Maryam menggelengkan kepalanya dan menutup mulutnya dengan telapak tangan kananya. "Bagai mana mungkin Dok, anak saya anak baik-baik"

"Sabar Bu, semua tak ada yang tak mungkin, berdoa saja semoga semuanya sesuai seperti yang kita harapkan. Silahkan selesaikan administrasinya dulu agar kita bisa melakukan penanganan lebih lanjut, permisi"

Dokter itu kemudian meninggalkan Maryam, seketika Maryam menoleh pada Alfan, ia terlihat bingung mengenai biaya rumah sakit itu. Alfan pun tertunduk, karna ia juga masih terlihat bingung dari mana harus mendapatkan uang itu.

"Maaf Buk kalo boleh saya membantu, biar saya yang menanggung semua biaya pengobatan Alfin" ujar Andre dengan bahasa sopan.

"Nggak!! Aku gak terima jika kamu yang akan membiayai Adik saya. Ingat ya, saya masih bisa kok cari uang untuk membiayai Alfin" tolak Alfan ketus. Seketika Andre terdiam dan tak menimpali perkataan Alfan lagi.

*-*-*

Tok tok tok....

Tak menunggu lama, pintu kamar Melinda terbuka, seketika membuat Melinda sangat kaget saat melihat Alfan dengan mata yang sembab.

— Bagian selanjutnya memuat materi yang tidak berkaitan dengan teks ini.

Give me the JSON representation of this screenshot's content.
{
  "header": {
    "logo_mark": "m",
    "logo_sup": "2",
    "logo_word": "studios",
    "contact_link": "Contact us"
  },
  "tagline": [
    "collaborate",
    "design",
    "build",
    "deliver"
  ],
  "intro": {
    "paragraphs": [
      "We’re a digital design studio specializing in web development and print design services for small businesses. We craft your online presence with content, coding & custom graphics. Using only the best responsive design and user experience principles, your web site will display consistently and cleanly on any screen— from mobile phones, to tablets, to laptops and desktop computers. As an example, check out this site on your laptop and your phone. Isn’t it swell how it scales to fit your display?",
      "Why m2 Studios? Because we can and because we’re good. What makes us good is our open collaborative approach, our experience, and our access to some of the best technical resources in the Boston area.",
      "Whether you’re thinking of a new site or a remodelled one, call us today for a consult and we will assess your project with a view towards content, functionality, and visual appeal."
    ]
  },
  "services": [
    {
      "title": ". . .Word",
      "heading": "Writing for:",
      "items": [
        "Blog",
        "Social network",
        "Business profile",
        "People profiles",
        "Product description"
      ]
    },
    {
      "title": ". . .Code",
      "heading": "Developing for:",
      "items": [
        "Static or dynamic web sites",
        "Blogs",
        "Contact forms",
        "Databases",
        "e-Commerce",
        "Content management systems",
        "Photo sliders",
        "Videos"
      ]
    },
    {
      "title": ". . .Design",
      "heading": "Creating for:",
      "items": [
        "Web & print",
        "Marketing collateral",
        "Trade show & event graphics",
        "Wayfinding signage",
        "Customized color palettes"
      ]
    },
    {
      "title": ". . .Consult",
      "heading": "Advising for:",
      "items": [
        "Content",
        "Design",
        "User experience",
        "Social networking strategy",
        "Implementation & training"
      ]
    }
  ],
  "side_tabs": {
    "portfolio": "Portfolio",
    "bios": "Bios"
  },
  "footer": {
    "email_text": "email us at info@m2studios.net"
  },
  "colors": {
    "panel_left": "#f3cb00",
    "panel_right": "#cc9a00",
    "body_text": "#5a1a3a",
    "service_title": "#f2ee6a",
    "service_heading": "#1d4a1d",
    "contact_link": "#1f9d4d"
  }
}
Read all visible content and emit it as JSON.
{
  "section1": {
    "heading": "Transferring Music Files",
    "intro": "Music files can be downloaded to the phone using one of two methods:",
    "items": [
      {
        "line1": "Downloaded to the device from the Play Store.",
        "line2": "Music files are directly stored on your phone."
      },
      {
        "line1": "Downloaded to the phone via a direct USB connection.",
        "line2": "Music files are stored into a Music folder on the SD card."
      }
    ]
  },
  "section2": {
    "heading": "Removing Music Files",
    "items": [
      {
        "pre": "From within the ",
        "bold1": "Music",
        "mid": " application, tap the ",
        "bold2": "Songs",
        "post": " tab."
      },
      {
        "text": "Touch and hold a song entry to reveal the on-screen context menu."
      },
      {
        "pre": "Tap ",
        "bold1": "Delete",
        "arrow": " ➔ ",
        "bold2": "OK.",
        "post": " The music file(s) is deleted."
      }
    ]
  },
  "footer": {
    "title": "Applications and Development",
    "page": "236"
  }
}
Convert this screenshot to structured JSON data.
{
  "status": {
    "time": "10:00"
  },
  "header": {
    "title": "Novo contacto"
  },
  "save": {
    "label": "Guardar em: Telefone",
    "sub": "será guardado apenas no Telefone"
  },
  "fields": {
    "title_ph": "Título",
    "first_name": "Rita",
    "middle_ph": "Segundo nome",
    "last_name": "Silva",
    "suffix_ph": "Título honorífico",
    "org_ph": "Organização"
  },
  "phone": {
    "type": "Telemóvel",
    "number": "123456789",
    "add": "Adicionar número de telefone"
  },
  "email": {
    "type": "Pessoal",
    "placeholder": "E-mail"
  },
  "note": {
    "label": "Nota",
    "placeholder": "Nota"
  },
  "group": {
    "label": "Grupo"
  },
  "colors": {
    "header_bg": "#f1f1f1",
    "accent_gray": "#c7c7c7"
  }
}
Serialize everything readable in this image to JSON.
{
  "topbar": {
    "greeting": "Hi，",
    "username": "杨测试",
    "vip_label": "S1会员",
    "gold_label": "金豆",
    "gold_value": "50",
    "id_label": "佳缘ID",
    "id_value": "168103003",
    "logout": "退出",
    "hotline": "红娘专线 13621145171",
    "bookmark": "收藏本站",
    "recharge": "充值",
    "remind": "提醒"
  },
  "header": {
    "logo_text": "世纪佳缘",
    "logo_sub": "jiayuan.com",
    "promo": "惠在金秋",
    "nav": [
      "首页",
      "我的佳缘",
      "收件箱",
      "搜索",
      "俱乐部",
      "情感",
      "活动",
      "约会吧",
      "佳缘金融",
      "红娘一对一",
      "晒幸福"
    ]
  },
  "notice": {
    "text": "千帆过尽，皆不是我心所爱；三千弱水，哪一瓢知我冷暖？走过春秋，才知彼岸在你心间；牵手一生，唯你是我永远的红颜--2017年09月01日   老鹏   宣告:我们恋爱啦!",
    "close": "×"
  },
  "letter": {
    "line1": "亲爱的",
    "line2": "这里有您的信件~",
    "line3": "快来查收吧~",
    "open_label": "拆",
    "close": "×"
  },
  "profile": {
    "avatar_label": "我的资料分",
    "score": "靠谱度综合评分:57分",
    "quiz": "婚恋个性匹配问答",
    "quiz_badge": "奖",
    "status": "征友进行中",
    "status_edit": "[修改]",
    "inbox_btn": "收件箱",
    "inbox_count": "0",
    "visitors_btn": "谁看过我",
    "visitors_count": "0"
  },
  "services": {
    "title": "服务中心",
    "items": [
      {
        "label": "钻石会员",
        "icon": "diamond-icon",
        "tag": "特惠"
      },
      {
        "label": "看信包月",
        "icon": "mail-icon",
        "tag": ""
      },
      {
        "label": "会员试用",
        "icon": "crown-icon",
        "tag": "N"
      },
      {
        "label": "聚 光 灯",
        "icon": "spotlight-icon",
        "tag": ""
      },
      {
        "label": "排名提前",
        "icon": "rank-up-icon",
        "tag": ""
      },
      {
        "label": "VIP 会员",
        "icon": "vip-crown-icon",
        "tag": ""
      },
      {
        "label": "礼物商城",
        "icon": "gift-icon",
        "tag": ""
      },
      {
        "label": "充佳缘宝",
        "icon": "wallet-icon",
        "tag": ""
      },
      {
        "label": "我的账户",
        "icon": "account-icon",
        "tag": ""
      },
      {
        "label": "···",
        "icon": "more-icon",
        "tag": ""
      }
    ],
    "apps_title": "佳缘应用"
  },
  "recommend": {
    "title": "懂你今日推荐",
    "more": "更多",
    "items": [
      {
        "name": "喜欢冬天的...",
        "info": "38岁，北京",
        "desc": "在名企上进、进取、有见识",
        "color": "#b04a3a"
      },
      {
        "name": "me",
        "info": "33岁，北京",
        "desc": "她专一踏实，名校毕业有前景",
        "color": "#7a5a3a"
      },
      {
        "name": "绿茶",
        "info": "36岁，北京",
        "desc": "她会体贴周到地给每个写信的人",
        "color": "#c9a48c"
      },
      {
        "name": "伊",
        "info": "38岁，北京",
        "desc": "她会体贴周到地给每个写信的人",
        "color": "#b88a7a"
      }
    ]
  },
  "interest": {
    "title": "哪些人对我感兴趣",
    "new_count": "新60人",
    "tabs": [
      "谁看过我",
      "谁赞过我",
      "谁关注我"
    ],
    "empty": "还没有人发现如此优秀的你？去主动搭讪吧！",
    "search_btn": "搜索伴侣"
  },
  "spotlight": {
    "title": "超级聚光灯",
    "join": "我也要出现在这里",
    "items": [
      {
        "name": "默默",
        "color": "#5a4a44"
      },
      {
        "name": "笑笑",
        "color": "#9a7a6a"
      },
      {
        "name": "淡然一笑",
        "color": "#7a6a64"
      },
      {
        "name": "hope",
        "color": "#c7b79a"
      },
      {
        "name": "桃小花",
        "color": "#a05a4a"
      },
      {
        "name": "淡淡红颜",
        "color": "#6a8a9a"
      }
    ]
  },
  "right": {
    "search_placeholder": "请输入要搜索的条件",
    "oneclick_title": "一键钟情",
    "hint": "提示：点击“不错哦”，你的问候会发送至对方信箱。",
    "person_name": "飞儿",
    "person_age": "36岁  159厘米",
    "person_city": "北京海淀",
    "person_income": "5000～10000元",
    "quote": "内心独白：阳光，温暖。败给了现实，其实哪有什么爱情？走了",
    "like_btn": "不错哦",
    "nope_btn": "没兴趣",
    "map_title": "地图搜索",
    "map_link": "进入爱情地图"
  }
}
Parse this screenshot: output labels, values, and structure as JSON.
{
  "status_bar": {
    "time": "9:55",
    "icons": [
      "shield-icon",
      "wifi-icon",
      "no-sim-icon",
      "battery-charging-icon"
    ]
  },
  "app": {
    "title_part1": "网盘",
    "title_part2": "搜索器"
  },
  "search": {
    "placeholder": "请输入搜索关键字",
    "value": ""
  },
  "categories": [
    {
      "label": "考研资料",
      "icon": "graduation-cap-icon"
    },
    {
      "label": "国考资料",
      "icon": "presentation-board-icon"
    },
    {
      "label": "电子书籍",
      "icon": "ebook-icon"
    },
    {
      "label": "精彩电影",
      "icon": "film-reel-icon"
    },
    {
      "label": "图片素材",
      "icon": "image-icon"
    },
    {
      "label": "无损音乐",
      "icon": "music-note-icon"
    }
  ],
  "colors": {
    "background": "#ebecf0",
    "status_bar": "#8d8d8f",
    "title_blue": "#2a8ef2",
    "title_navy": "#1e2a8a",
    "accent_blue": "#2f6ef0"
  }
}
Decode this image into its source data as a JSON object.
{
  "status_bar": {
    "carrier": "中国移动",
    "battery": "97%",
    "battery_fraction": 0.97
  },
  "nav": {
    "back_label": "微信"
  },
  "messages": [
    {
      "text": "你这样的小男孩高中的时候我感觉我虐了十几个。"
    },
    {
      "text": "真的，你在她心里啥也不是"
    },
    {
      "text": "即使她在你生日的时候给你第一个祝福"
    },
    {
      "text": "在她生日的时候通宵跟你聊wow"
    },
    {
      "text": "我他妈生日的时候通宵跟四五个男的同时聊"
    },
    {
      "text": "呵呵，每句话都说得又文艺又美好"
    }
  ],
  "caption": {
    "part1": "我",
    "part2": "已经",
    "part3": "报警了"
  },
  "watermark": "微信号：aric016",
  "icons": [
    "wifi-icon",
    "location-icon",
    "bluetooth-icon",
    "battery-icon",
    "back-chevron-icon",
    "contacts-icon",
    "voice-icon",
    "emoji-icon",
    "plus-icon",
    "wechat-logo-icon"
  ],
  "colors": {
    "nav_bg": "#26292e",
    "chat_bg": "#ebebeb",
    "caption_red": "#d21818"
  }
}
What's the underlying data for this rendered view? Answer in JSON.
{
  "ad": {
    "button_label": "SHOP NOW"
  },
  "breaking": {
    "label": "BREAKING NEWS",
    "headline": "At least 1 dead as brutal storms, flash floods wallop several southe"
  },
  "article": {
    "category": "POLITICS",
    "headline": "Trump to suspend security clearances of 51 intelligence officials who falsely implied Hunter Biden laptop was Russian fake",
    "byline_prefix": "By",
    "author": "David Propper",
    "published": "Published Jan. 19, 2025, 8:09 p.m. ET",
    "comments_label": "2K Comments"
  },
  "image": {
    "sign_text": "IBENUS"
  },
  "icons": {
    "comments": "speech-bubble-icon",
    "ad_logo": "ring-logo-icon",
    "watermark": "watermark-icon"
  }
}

"Kamu kenapa Fan, kenapa mata kamu seperti ini sayang?" Melinda terlihat sangat khawatir sambil memegangi kedua pipi Alfan dengan kedua tanganya, bahkan ia memeriksa fisik Alfan sampai ke bawah apakah ada yang terluka.

"Ma..?" sapa Alfan lirih, suaranya hampir tak terdengar.

"Kamu kenapa Fan, cerita dong sama Mama"

"Aku butuh uang Ma, Adenya Alfan masuk rumah sakit"

"Maksud... Maksud kamu Adik kandung kamu?" tanya Melinda, Alfan mengangguk lemah. "Nggak, Mama gak mau membiayai anaknya si Maryam itu" Melinda kemudian berjalan memasuki kamarnya dan memangku kedua tanganya membelakangi Alfan. Alfan kemudian perlahan berjalan mendekati Mamanya, lalu ia berdiri dengan kedua lututnya.

"Alfan mohon Ma"

Melinda lalu membalikan tubuhnya dan menatap wajah Alfan yang mendongak menatapnya. Wajahnya terlihat sayu dan penuh keputus asaan. "Mama itu bisa korbanin apa saja demi kamu Fan, karna Mama sayang sama kamu, tapi kalo demi orang lain, Mama bener-bener gak sudi Fan"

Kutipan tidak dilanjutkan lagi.